Apesar de destacar o 'estratega' da seleção eslovena, o treinador prometeu não repetir o erro cometido na ronda preliminar do torneio, frente à Noruega (derrota por 34-28), no jogo de terça-feira com a Eslovénia, em Malmö, cidade sueca anfitriã do Grupo II da segunda fase.

"Não quero que aconteça o mesmo que aconteceu com a Noruega. Preocupámo-nos tanto com o [Sander] Sagosen, que acabámos por limitar o Sagosen, mas toda a gente foi funcionando. Não vamos cair no mesmo erro. Vamos tentar que o Bombac funcione menos, mas não podemos esquecer os outros", advertiu.

Foram, precisamente, os "imensos erros" cometidos na derrota de domingo com a Islândia (28-25), que desagradaram a Paulo Pereira, com o selecionador a lamentar também que a 'equipa das quinas' não tenha conseguido "lidar com a 'pressão' de poder ganhar à Islândia".

"Para 95% dos atletas deste grupo é a primeira vez que participam no Europeu. Uma equipa campeã não é tão inconstante como nós. Pode ter um jogo mau, mas nós já tivemos dois jogos maus: com a Bósnia, que ganhámos, e com a Islândia, porque a Noruega é a Noruega", sustentou.
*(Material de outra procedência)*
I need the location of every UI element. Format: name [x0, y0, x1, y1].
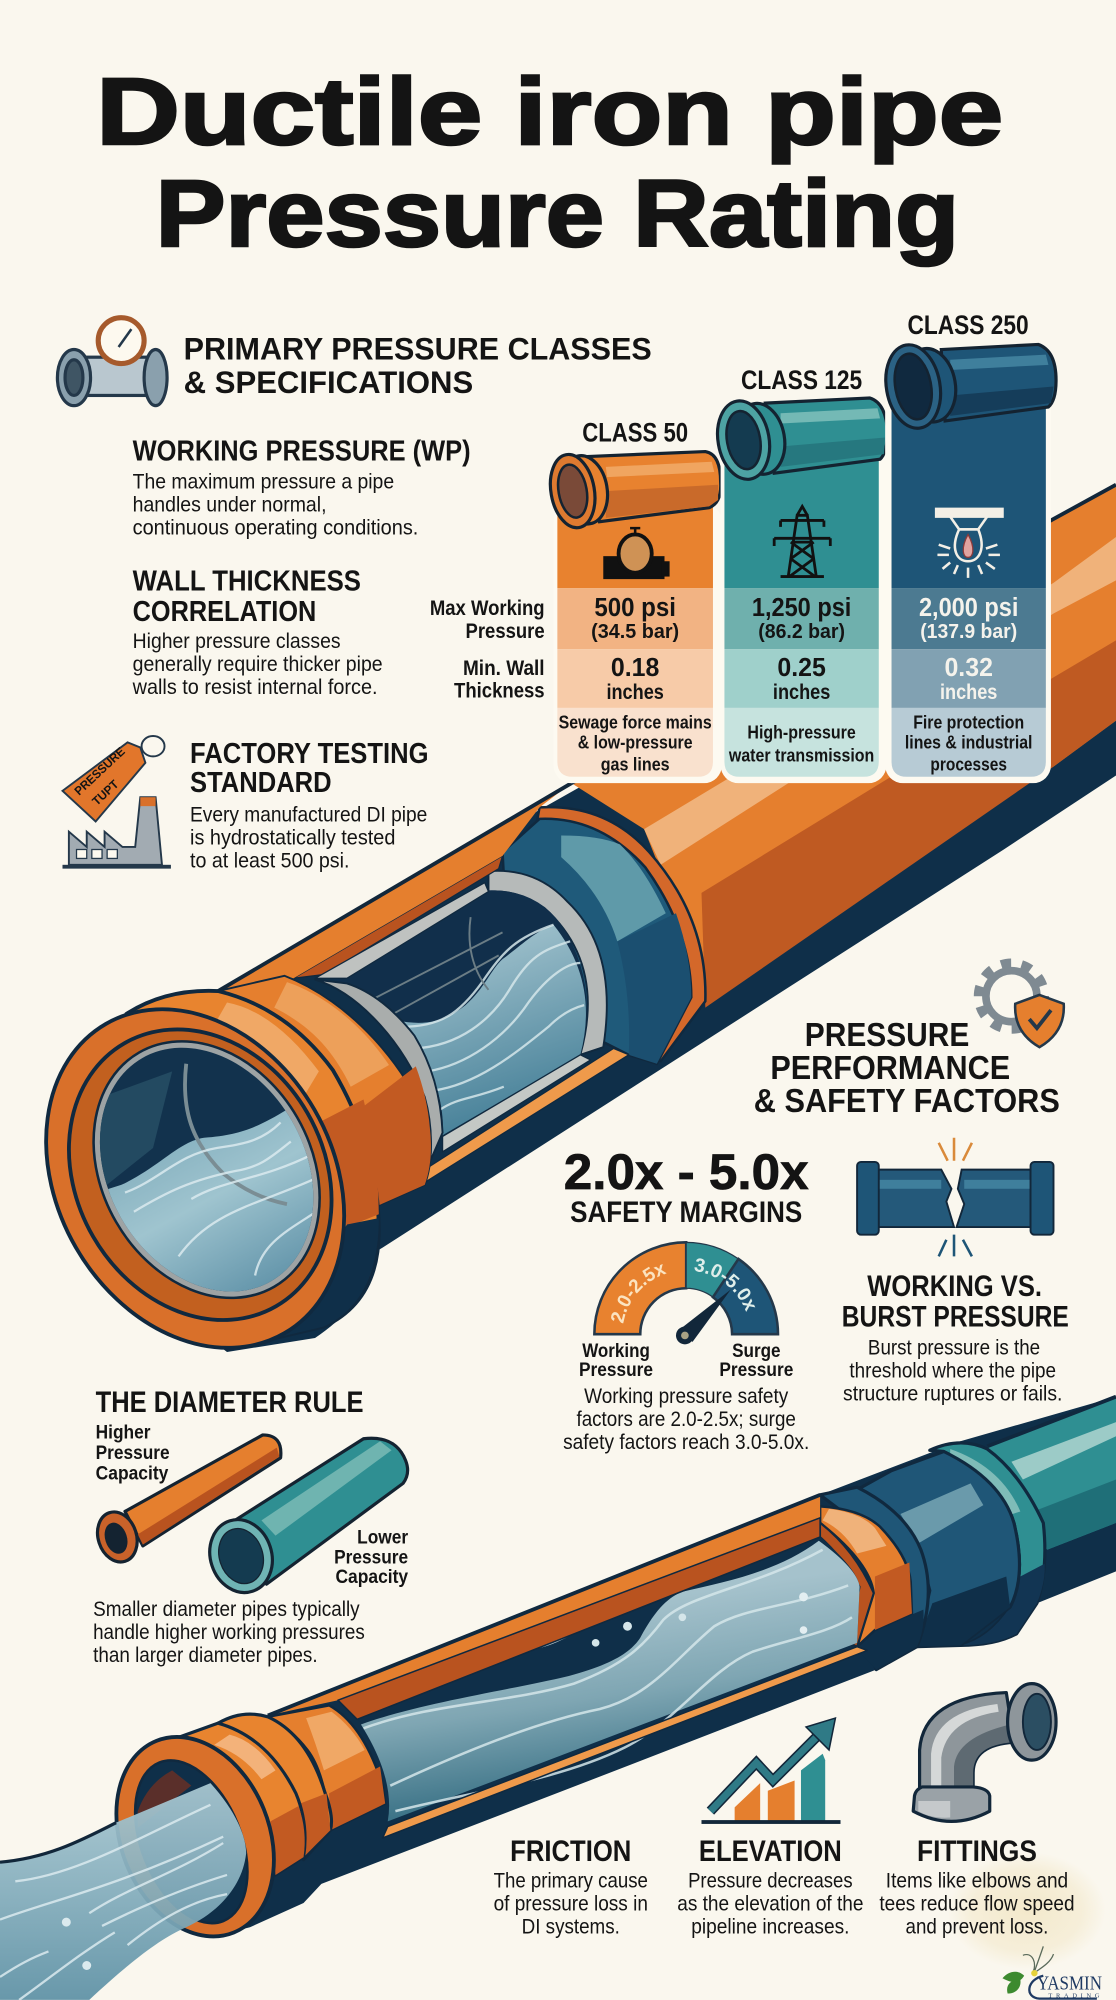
text: elevation: pipeline increases. — [691, 1916, 849, 1939]
text: working pressure: The maximum pressure a pipe — [133, 471, 394, 494]
text: working pressure: WORKING PRESSURE (WP) — [133, 435, 471, 467]
class 125 values: 1,250 psi — [752, 594, 851, 622]
text: factory testing — [190, 738, 429, 872]
text: the diameter rule: Capacity — [96, 1464, 169, 1485]
panel: class 50: (34.5 bar) — [591, 621, 679, 643]
mouth ring — [88, 1713, 302, 1960]
text: wall thickness: walls to resist internal force. — [132, 676, 378, 699]
text: friction: The primary cause — [494, 1870, 648, 1893]
text: the diameter rule: Pressure — [334, 1548, 408, 1569]
right rim — [488, 871, 607, 1055]
text: the diameter rule — [96, 1386, 409, 1588]
heading: pressure performance: & SAFETY FACTORS — [754, 1083, 1060, 1120]
text: wall thickness: generally require thicker pipe — [133, 653, 383, 676]
icon: valve — [605, 528, 668, 578]
text: elevation: Pressure decreases — [688, 1870, 853, 1893]
title — [96, 60, 1003, 267]
text: fittings — [879, 1835, 1075, 1939]
text: smaller diameter: than larger diameter pipes. — [93, 1644, 318, 1667]
text: working vs burst: WORKING VS. — [867, 1270, 1042, 1303]
class 250 values: (137.9 bar) — [920, 621, 1017, 643]
text: wall thickness — [132, 566, 383, 699]
logo: TRADING — [1048, 1992, 1100, 1999]
text: friction — [494, 1835, 648, 1939]
icon: small orange pipe — [91, 1435, 281, 1567]
mouth interior with water — [100, 1048, 314, 1292]
text: working vs burst: threshold where the pipe — [849, 1360, 1056, 1383]
class 250 label: CLASS 250 — [907, 310, 1029, 340]
panel: class 50: & low-pressure — [578, 732, 693, 753]
ring A — [168, 1723, 305, 1875]
stat: safety margins: SAFETY MARGINS — [570, 1196, 802, 1229]
class 250 values: 0.32 — [944, 654, 993, 682]
icon: elevation chart — [701, 1718, 841, 1824]
text: working vs burst — [842, 1270, 1069, 1405]
text: factory testing: Every manufactured DI pipe — [190, 803, 427, 826]
far pipe orange run — [571, 485, 1116, 1008]
text: elevation: ELEVATION — [699, 1835, 842, 1868]
heading: pressure performance: PRESSURE — [805, 1017, 969, 1054]
ring B — [218, 1714, 331, 1860]
text: smaller diameter — [93, 1598, 365, 1667]
text: working vs burst: BURST PRESSURE — [842, 1301, 1069, 1334]
class 125 pipe — [712, 397, 888, 483]
text: safety factors: Working pressure safety — [584, 1385, 789, 1408]
row labels: Pressure — [466, 620, 545, 643]
text: factory testing: to at least 500 psi. — [190, 849, 349, 872]
pipe navy underside — [179, 1397, 1116, 1936]
lower orange strip — [383, 1647, 867, 1838]
text: factory testing: is hydrostatically tested — [190, 826, 395, 849]
gauge chart — [593, 1241, 780, 1344]
class 250 values: Fire protection — [913, 711, 1024, 732]
gauge labels: Pressure — [719, 1359, 793, 1381]
text: smaller diameter: Smaller diameter pipes typically — [93, 1598, 360, 1621]
panel: class 50: Sewage force mains — [559, 711, 712, 732]
text: the diameter rule: Pressure — [96, 1443, 170, 1464]
teal pipe run — [987, 1397, 1116, 1550]
row labels: Max Working — [430, 597, 545, 620]
window strips — [293, 856, 629, 1182]
heading: primary pressure classes — [184, 332, 652, 400]
icon: pylon — [774, 506, 830, 577]
text: the diameter rule: Capacity — [335, 1567, 408, 1588]
panel: class 125 — [712, 365, 888, 783]
gauge labels: Working — [582, 1340, 650, 1362]
row labels — [430, 597, 545, 703]
gauge chart: 2.0-2.5x — [611, 1264, 667, 1324]
navy collar — [857, 1452, 1020, 1647]
heading: primary pressure classes: & SPECIFICATIONS — [184, 365, 473, 400]
dark band underside — [855, 1610, 924, 1670]
text: elevation: as the elevation of the — [677, 1893, 863, 1916]
stat: safety margins — [564, 1144, 809, 1229]
text: the diameter rule: Higher — [96, 1423, 151, 1444]
stain near logo — [948, 1852, 1106, 1969]
text: factory testing: STANDARD — [190, 767, 332, 799]
text: working pressure: handles under normal, — [133, 494, 327, 517]
row labels: Min. Wall — [463, 657, 545, 680]
left collar band — [820, 1487, 928, 1670]
title: Pressure Rating — [156, 162, 959, 267]
class 250 pipe — [880, 340, 1056, 433]
icon: pressure tag and factory — [62, 736, 171, 869]
window interior — [329, 890, 587, 1135]
gauge labels: Pressure — [579, 1359, 653, 1381]
class 250 values: lines & industrial — [905, 732, 1032, 753]
title: Ductile iron pipe — [96, 60, 1003, 165]
navy collar — [503, 819, 691, 1064]
text: smaller diameter: handle higher working pressures — [93, 1621, 365, 1644]
panel: class 125: water transmission — [728, 744, 874, 765]
panel: class 50: gas lines — [601, 753, 670, 774]
gauge labels: Surge — [732, 1340, 781, 1362]
heading: pressure performance: PERFORMANCE — [770, 1050, 1010, 1087]
top frame — [218, 783, 571, 991]
text: safety factors: factors are 2.0-2.5x; surge — [576, 1408, 796, 1431]
text: fittings: and prevent loss. — [906, 1916, 1048, 1939]
panel: class 125: (86.2 bar) — [758, 621, 845, 643]
gauge chart: 3.0-5.0x — [694, 1258, 756, 1312]
top frame strips — [268, 1495, 820, 1719]
text: elevation — [677, 1835, 863, 1939]
icon: pressure tag and factory: TUPT — [89, 777, 122, 808]
lower cutaway pipe — [88, 1397, 1116, 1960]
text: working vs burst: structure ruptures or fails. — [843, 1382, 1062, 1405]
text: wall thickness: Higher pressure classes — [133, 630, 341, 653]
heading: pressure performance — [754, 1017, 1060, 1120]
text: working pressure: continuous operating conditions. — [133, 516, 418, 539]
icon: pressure tag and factory: PRESSURE — [72, 744, 128, 798]
water jet — [0, 1783, 246, 2000]
stat: safety margins: 2.0x - 5.0x — [564, 1144, 809, 1200]
panel: class 50: inches — [606, 681, 664, 704]
sleeve — [268, 1705, 385, 1830]
orange band — [820, 1506, 912, 1647]
window water — [361, 1541, 860, 1821]
rust frame — [820, 1523, 874, 1647]
teal ring — [930, 1443, 1045, 1645]
class 125 label: CLASS 125 — [741, 365, 862, 395]
class 250 values: inches — [940, 681, 997, 704]
panel: class 125: 0.25 — [777, 654, 826, 682]
text: the diameter rule: THE DIAMETER RULE — [96, 1386, 363, 1419]
text: factory testing: FACTORY TESTING — [190, 738, 429, 770]
window interior — [357, 1537, 860, 1821]
text: fittings: Items like elbows and — [886, 1870, 1068, 1893]
mouth lip — [0, 955, 404, 1402]
icon: pipe with gauge — [57, 318, 167, 406]
text: wall thickness: WALL THICKNESS — [133, 566, 361, 598]
text: friction: FRICTION — [510, 1835, 631, 1868]
panel: class 50 — [545, 417, 722, 783]
text: working vs burst: Burst pressure is the — [868, 1337, 1040, 1360]
class 250 values — [905, 594, 1032, 774]
icon: large teal pipe — [201, 1438, 408, 1601]
gauge labels — [579, 1340, 793, 1381]
text: wall thickness: CORRELATION — [133, 596, 316, 628]
class 50 label: CLASS 50 — [582, 417, 688, 447]
panel: class 125: High-pressure — [747, 722, 856, 743]
left rim — [315, 980, 443, 1162]
heading: primary pressure classes: PRIMARY PRESSURE CLASSES — [184, 332, 652, 367]
class 250 values: processes — [930, 753, 1007, 774]
text: safety factors: safety factors reach 3.0-5.0x. — [563, 1431, 809, 1454]
class 250 values: 2,000 psi — [919, 594, 1018, 622]
icon: sprinkler — [936, 509, 1002, 578]
text: fittings: tees reduce flow speed — [879, 1893, 1075, 1916]
text: safety factors — [563, 1385, 809, 1454]
icon: gear and shield — [978, 963, 1064, 1047]
second ring — [126, 991, 379, 1349]
panel: class 50: 0.18 — [611, 654, 659, 682]
row labels: Thickness — [454, 680, 545, 703]
collar ring — [510, 807, 705, 1061]
pipe navy underside — [128, 485, 1116, 1352]
sleeve — [218, 976, 431, 1219]
icon: elbow fitting — [913, 1684, 1056, 1821]
class 50 values: 500 psi — [594, 594, 676, 622]
window water — [374, 917, 586, 1135]
text: working pressure — [133, 435, 471, 539]
text: friction: DI systems. — [522, 1916, 620, 1939]
logo — [1002, 1946, 1102, 1999]
icon: broken pipe — [857, 1138, 1054, 1256]
panel: class 250 — [880, 310, 1056, 783]
panel: class 125: inches — [773, 681, 830, 704]
upper cutaway pipe — [0, 485, 1116, 1402]
text: friction: of pressure loss in — [494, 1893, 648, 1916]
text: fittings: FITTINGS — [917, 1835, 1037, 1868]
logo: YASMIN — [1037, 1973, 1102, 1995]
class 50 pipe — [545, 451, 721, 531]
text: the diameter rule: Lower — [357, 1527, 409, 1548]
top frame outline — [218, 783, 571, 991]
O técnico observou que "esta inconstância" e "falta de experiência" não permitiram uma "prestação mais sólida" frente à Islândia, mas acredita que se Portugal "recuperar o funcionamento defensivo" demonstrado nas partidas anteriores poderá continuar a fazer história na competição.

"Em 25 anos de Europeu, ganhámos seis jogos, e agora, em 15 dias, ganhámos três. Alguma coisa de boa está a ser feita. Temos de continuar a desfrutar um pouco de estar entre os melhores e não estar tão pressionados, ser corajosos para ir à luta", reforçou.

A seleção nacional é quarta classificada do Grupo II da ronda principal, com dois pontos, e pode igualar na terça-feira a Eslovénia, segunda posicionada, com quatro, caso se imponha no jogo da terceira jornada, com início às 16 horas (15 em Lisboa), na Arena Malmö.

"O facto de tudo depender de nós é excecional, porque não temos de estar a pensar nos outros. No entanto, se entrarmos como entrámos ontem [domingo], vamos perder. Isso é seguro. Vamos avançar para o jogo com outra forma de estar e cumprir o plano de jogo", defendeu.

O agrupamento, no qual os dois primeiros se apuram para as meias-finais, é liderado pela Noruega, com seis pontos, que defronta a Islândia (quinta, com dois pontos), enquanto a Hungria, que ocupa o terceiro posto, com quatro pontos, joga com a anfitriã e lanterna-vermelha Suécia, ainda em branco.

Portugal, que regressou ao grande palco do andebol europeu após 14 anos de ausência, tinha entrado na segunda fase do torneio com o ónus da derrota (34-28) com os noruegueses, uma vez que as seleções apuradas na fase preliminar transportam para o 'main round' o resultado entre si.